Start-ups in the retail sector have been advised to tread with caution this Christmas despite an unexpectedly low inflation rate and the low chance of another interest rate rise this year.
Figures show Australia’s annual and underlying inflation rates crawling along at 2.8% and 2.4%, both down on previous rates.
Australian National Retailers Association chief executive Margy Osmond says the figures show inflation is under control.
But retailers are facing tough conditions because lower shelf prices are making it harder to recoup rising costs.
Metcash chief executive Andrew Reitzer told The Australian Financial Review “… [retailers] have no selling price inflation but they have cost inflation.”
RBS retail analyst Daniel Broeren says price deflation is creeping into more categories, becoming a widespread issue across the board.
“For a large-scale retailer, their selling price is coming down but the number of units that they’re selling is actually going up,” Broeren says.

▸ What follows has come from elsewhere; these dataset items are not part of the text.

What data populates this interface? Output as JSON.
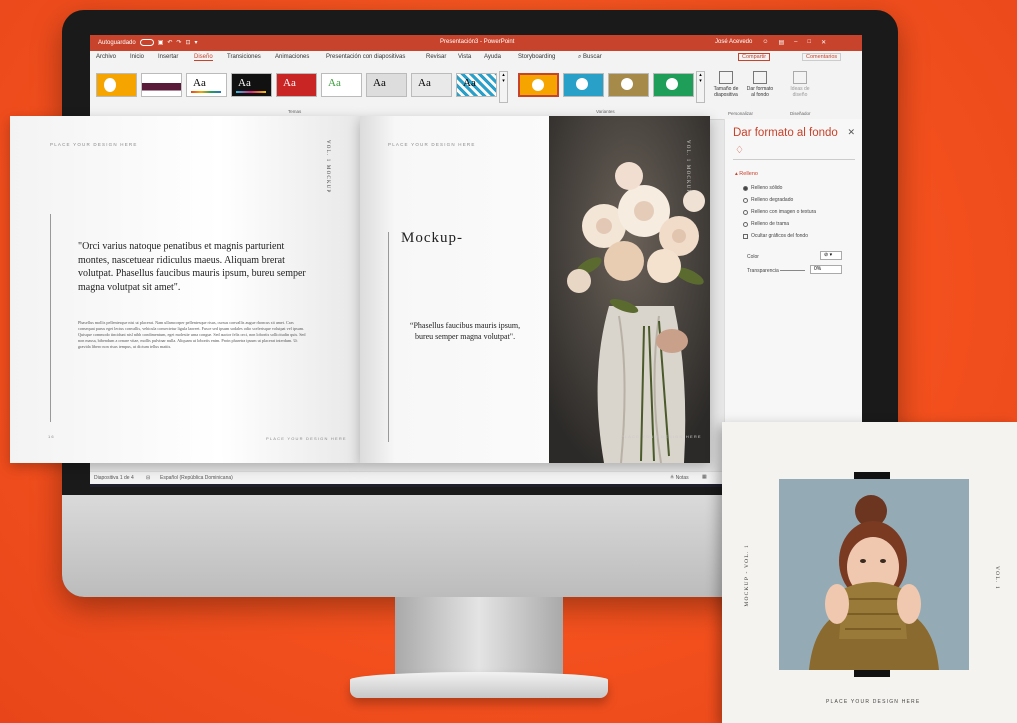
{
  "ppt": {
    "autosave_label": "Autoguardado",
    "title": "Presentación3 - PowerPoint",
    "user": "José Acevedo",
    "menu": [
      "Archivo",
      "Inicio",
      "Insertar",
      "Diseño",
      "Transiciones",
      "Animaciones",
      "Presentación con diapositivas",
      "Revisar",
      "Vista",
      "Ayuda",
      "Storyboarding"
    ],
    "search_label": "Buscar",
    "share_label": "Compartir",
    "comments_label": "Comentarios",
    "themes_group": "Temas",
    "variants_group": "Variantes",
    "customize_group": "Personalizar",
    "designer_group": "Diseñador",
    "slide_size_label": "Tamaño de diapositiva",
    "format_bg_label": "Dar formato al fondo",
    "design_ideas_label": "Ideas de diseño",
    "theme_glyph": "Aa",
    "panel": {
      "title": "Dar formato al fondo",
      "section": "Relleno",
      "options": [
        "Relleno sólido",
        "Relleno degradado",
        "Relleno con imagen o textura",
        "Relleno de trama"
      ],
      "hide_graphics": "Ocultar gráficos del fondo",
      "color_label": "Color",
      "transparency_label": "Transparencia",
      "transparency_value": "0%"
    },
    "status": {
      "slide": "Diapositiva 1 de 4",
      "language": "Español (República Dominicana)",
      "notes": "Notas"
    }
  },
  "book": {
    "left_header": "PLACE YOUR DESIGN HERE",
    "left_spine": "VOL. 1   MOCKUP",
    "left_quote": "\"Orci varius natoque penatibus et magnis parturient montes, nascetuear ridiculus maeus. Aliquam brerat volutpat. Phasellus faucibus mauris ipsum, bureu semper magna volutpat sit amet\".",
    "left_body": "Phasellus mollis pellentesque nisi ut placerat. Nam ullamcorper pellentesque risus, cursus convallis augue rhoncus sit amet. Cras consequat purus eget lectus convallis, vehicula consectetur ligula laoreet. Fusce sed ipsum sodales odio scelerisque volutpat vel ipsum. Quisque commodo tincidunt nisl nibh condimentum, eget molestie urna congue. Sed auctor felis orci, non lobortis sollicitudin quis. Sed non massa, bibendum a ornare vitae, mollis pulvinar nulla. Aliquam ut lobortis enim. Proin pharetra ipsum ut placerat interdum. Ut gravida libero non risus tempus, ut dictum tellus mattis.",
    "left_page_num": "16",
    "left_footer": "PLACE YOUR DESIGN HERE",
    "right_header": "PLACE YOUR DESIGN HERE",
    "right_title": "Mockup-",
    "right_quote": "Phasellus faucibus mauris ipsum, bureu semper magna volutpat\".",
    "right_spine": "VOL. 1   MOCKUP",
    "right_footer": "PLACE YOUR DESIGN HERE"
  },
  "card": {
    "spine_left": "MOCKUP - VOL. 1",
    "spine_right": "VOL. 1",
    "footer": "PLACE YOUR DESIGN HERE"
  },
  "colors": {
    "brand": "#c8432b",
    "background": "#f4511e"
  }
}
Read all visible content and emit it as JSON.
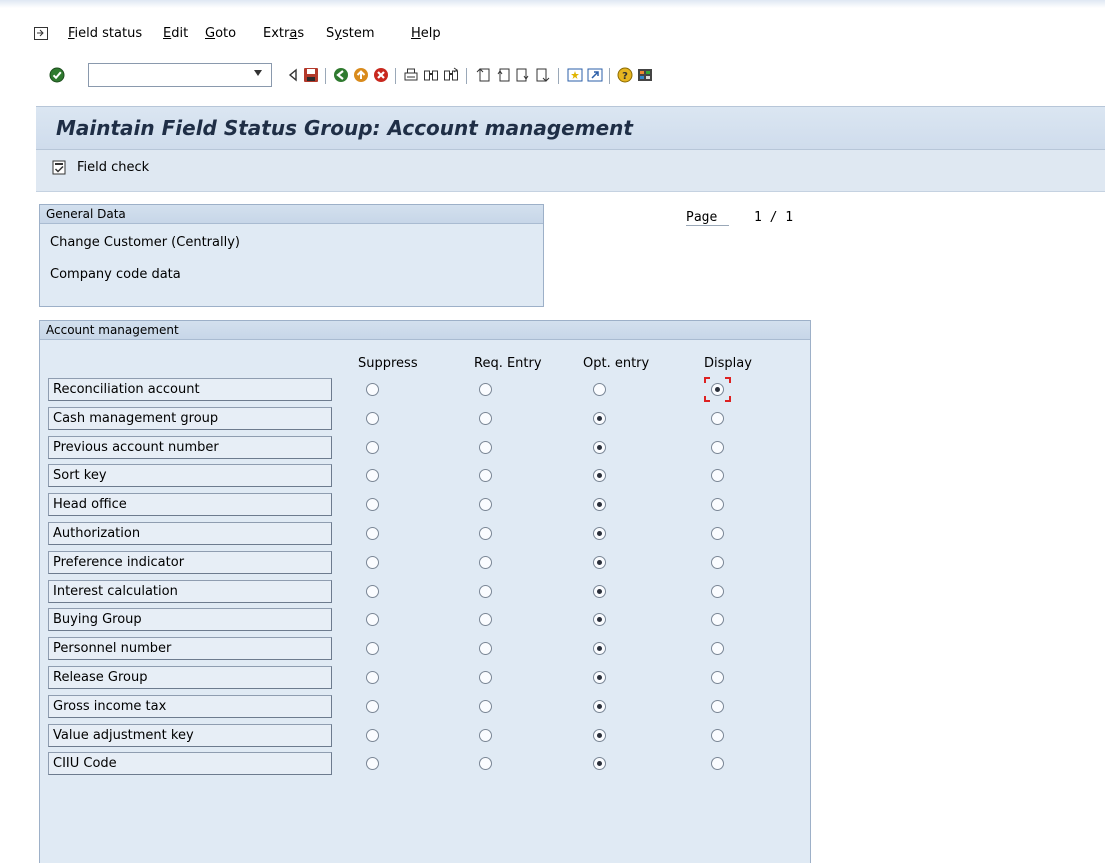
{
  "menu": {
    "items": [
      {
        "label": "Field status"
      },
      {
        "label": "Edit"
      },
      {
        "label": "Goto"
      },
      {
        "label": "Extras"
      },
      {
        "label": "System"
      },
      {
        "label": "Help"
      }
    ]
  },
  "toolbar": {
    "command_value": "",
    "icons": [
      "enter-icon",
      "back-arrow-icon",
      "save-icon",
      "back-icon",
      "exit-icon",
      "cancel-icon",
      "print-icon",
      "find-icon",
      "find-next-icon",
      "first-page-icon",
      "previous-page-icon",
      "next-page-icon",
      "last-page-icon",
      "create-session-icon",
      "shortcut-icon",
      "help-icon",
      "layout-icon"
    ]
  },
  "title": "Maintain Field Status Group: Account management",
  "app_toolbar": {
    "field_check_label": "Field check"
  },
  "general_data": {
    "header": "General Data",
    "line1": "Change Customer (Centrally)",
    "line2": "Company code data"
  },
  "page": {
    "label": "Page",
    "value": "1 / 1"
  },
  "account_management": {
    "header": "Account management",
    "columns": [
      "Suppress",
      "Req. Entry",
      "Opt. entry",
      "Display"
    ],
    "rows": [
      {
        "label": "Reconciliation account",
        "selected": 3
      },
      {
        "label": "Cash management group",
        "selected": 2
      },
      {
        "label": "Previous account number",
        "selected": 2
      },
      {
        "label": "Sort key",
        "selected": 2
      },
      {
        "label": "Head office",
        "selected": 2
      },
      {
        "label": "Authorization",
        "selected": 2
      },
      {
        "label": "Preference indicator",
        "selected": 2
      },
      {
        "label": "Interest calculation",
        "selected": 2
      },
      {
        "label": "Buying Group",
        "selected": 2
      },
      {
        "label": "Personnel number",
        "selected": 2
      },
      {
        "label": "Release Group",
        "selected": 2
      },
      {
        "label": "Gross income tax",
        "selected": 2
      },
      {
        "label": "Value adjustment key",
        "selected": 2
      },
      {
        "label": "CIIU Code",
        "selected": 2
      }
    ]
  },
  "colors": {
    "title_text": "#1f2e46",
    "panel_bg": "#e0eaf4",
    "focus": "#dd2222"
  }
}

“Volumes are going up so therefore your costs are going up, so you need more salesmen on the ground, you need more or higher requirements of your supply chain.”
“So there’s a risk going forward that you’ve got gross profit compression because you’ve got price deflation exceeding volume growth. Then on the other side, you’ve also got your cost base increasing.”
Broeren says this environment could prove to be even more challenging for small businesses because they lack pricing power.
“It’s certainly something you need to be mindful of; that pricing power at the moment is pretty weak, even for the large-scale players that have commanding market shares,” he says.
“One way you’d defend yourself is to have a differentiated product range so you’re not going to be required to compete directly on price.”
Neither Broeren nor Osmond expect another interest rate rise before Christmas.
Osmond says this Christmas is vital to the retail sector and a rate rise could be “the straw that breaks the retail camel’s back in 2010.”